Essentially a pure play oil producer, for many years Occidental has been blessed with a position in the sweet spot of the commodity cycle. However, like many of its mega-capitalization peers, the company has been slow to recognize the onset of the shale technology and the radical shift in operating models within North America's Oil & Gas. Oxy has not capitalized nearly enough on the remarkable asset platform it has had in the U.S. to capture prime positions in emerging shale plays. The Williston Basin is a clear example, where Oxy is in the second tier of operators measured both by the location of its acreage and well results.
While Oxy's shift in strategy is a much-needed initial step as the company is trying to adapt to the new industry realities, many more steps are required for ultimate success.
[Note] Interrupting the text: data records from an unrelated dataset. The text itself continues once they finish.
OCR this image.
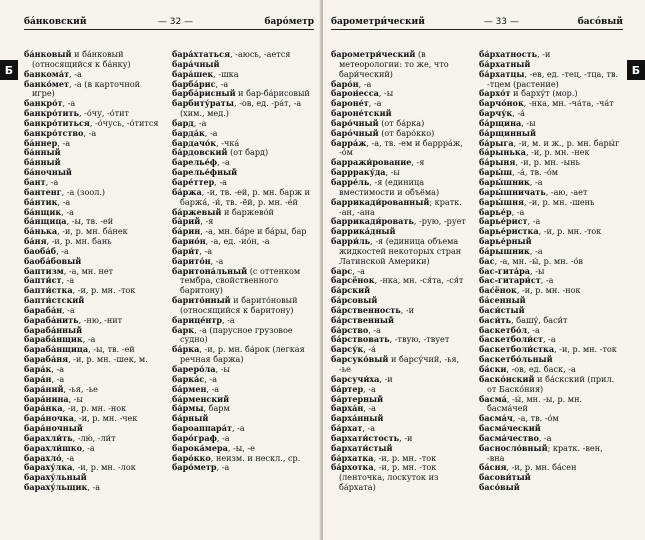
ба́нковский	— 32 —	баро́метр
Б
ба́нковый и ба́нковый (относящийся к ба́нку)
банкома́т, -а
банко́мет, -а (в карточной игре)
банкро́т, -а
банкро́тить, -о́чу, -о́тит
банкро́титься, -о́чусь, -о́тится
банкро́тство, -а
ба́ннер, -а
ба́нный
ба́нный
ба́ночный
бант, -а
бантенг, -а (зоол.)
ба́нтик, -а
ба́нщик, -а
ба́нщица, -ы, тв. -ей
ба́нька, -и, р. мн. ба́нек
ба́ня, -и, р. мн. бань
баоба́б, -а
баоба́бовый
баптизм, -а, мн. нет
бапти́ст, -а
бапти́стка, -и, р. мн. -ток
бапти́стский
бараба́н, -а
бараба́нить, -ню, -нит
бараба́нный
бараба́нщик, -а
бараба́нщица, -ы, тв. -ей
бараба́ня, -и, р. мн. -шек, м.
бара́к, -а
бара́н, -а
бара́ний, -ья, -ье
бара́нина, -ы
бара́нка, -и, р. мн. -нок
бара́ночка, -и, р. мн. -чек
бара́ночный
барахли́ть, -лю́, -ли́т
барахли́шко, -а
барахло́, -а
бараху́лка, -и, р. мн. -лок
бараху́льный
бараху́льщик, -а
бара́хтаться, -аюсь, -ается
бара́чный
бара́шек, -шка
барба́рис, -а
барба́рисный и бар-ба́рисовый
барбиту́раты, -ов, ед. -ра́т, -а (хим., мед.)
бард, -а
барда́к, -а
бардачо́к, -чка́
ба́рдовский (от бард)
барелье́ф, -а
барелье́фный
баре́ттер, -а
ба́ржа, -и, тв. -ей, р. мн. барж и баржа́, -и́, тв. -ёй, р. мн. -е́й
ба́ржевый и баржево́й
ба́рий, -я
ба́рин, -а, мн. ба́ре и ба́ры, бар
барио́н, -а, ед. -ио́н, -а
бари́т, -а
барито́н, -а
баритона́льный (с оттенком тембра, свойственного баритону)
барито́нный и барито́новый (относящийся к баритону)
барице́нтр, -а
барк, -а (парусное грузовое судно)
ба́рка, -и, р. мн. ба́рок (легкая речная баржа)
бареро́ла, -ы
барка́с, -а
ба́рмен, -а
ба́рменский
ба́рмы, барм
ба́рный
бароаппара́т, -а
баро́граф, -а
барока́мера, -ы, -е
баро́кко, неизм. и нескл., ср.
баро́метр, -а
барометри́ческий	— 33 —	басо́вый
Б
барометри́ческий (в метеорологии: то же, что бари́ческий)
баро́н, -а
барон́есса, -ы
бароне́т, -а
бароне́тский
баро́чный (от ба́рка)
баро́чный (от баро́кко)
барра́ж, -а, тв. -ем и баррра́ж, -о́м
барражи́рование, -я
баррраку́да, -ы
барре́ль, -я (единица вместимости и объёма)
баррикади́рованный; кратк. -ан, -ана
баррикади́ровать, -рую, -рует
баррика́дный
барри́ль, -я (единица объема жидкостей некоторых стран Латинской Америки)
барс, -а
барсёнок, -нка, мн. -ся́та, -ся́т
ба́рский
ба́рсовый
ба́рственность, -и
ба́рственный
ба́рство, -а
ба́рствовать, -твую, -твует
барсу́к, -а́
барсуко́вый и барсу́чий, -ья, -ье
барсучи́ха, -и
ба́ртер, -а
ба́ртерный
барха́н, -а
барха́нный
ба́рхат, -а
бархати́стость, -и
бархати́стый
ба́рхатка, -и, р. мн. -ток
ба́рхотка, -и, р. мн. -ток (ленточка, лоскуток из ба́рхата)
ба́рхатность, -и
ба́рхатный
ба́рхатцы, -ев, ед. -тец, -тца, тв. -тцем (растение)
бархо́т и барху́т (мор.)
барчо́нок, -нка, мн. -ча́та, -ча́т
барчу́к, -а́
ба́рщина, -ы
ба́рщинный
ба́рыга, -и, м. и ж., р. мн. бары́г
ба́рынька, -и, р. мн. -нек
ба́рыня, -и, р. мн. -ынь
бары́ш, -а́, тв. -о́м
бары́шник, -а
бары́шничать, -аю, -ает
бары́шня, -и, р. мн. -шень
барье́р, -а
барье́рист, -а
барье́ристка, -и, р. мн. -ток
барье́рный
ба́рышник, -а
бас, -а, мн. -ы́, р. мн. -о́в
бас-гита́ра, -ы
бас-гитари́ст, -а
бас́ёнок, -и, р. мн. -нок
ба́сенный
баси́стый
баси́ть, башу́, баси́т
баскетбо́л, -а
баскетболи́ст, -а
баскетболи́стка, -и, р. мн. -ток
баскетбо́льный
ба́ски, -ов, ед. баск, -а
баско́нский и ба́скский (прил. от Баско́ния)
басма́, -ы́, мн. -ы, р. мн. басма́чей
басма́ч, -а, тв. -о́м
басма́ческий
басма́чество, -а
басносло́вный; кратк. -вен, -вна
ба́сня, -и, р. мн. ба́сен
басови́тый
басо́вый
Even after the company's portfolio is simplified, Oxy will still face the challenge of catching up to the leaders in its peer group (such as EOG Resources [EOG], Continental Resources [CLR] and Pioneer Natural Resources [PXD], just to name a few) in capturing access to the most productive sweet spots in emerging resource plays and re-building organizational culture for success in this somewhat new to Oxy technological area. Large size is not necessarily an advantage in that regard.
The announced new strategic course certainly opens many options for Occidental. The divestitures are expected to generate a significant amount of proceeds. Occidental's press release states that these funds, together with the excess cash on the company's balance sheet, will be used "to reduce Occidental's capitalization" (i.e., pursue stock buy backs or pay out special dividends). Strategic acquisitions to gain or expand critical mass in the company's core areas of operation also come to mind as an alternative.
Occidental expects to complete the strategic review in the coming months.
Disclosure: I have no positions in any stocks mentioned, and no plans to initiate any positions within the next 72 hours. I wrote this article myself, and it expresses my own opinions. I am not receiving compensation for it (other than from Seeking Alpha). I have no business relationship with any company whose stock is mentioned in this article.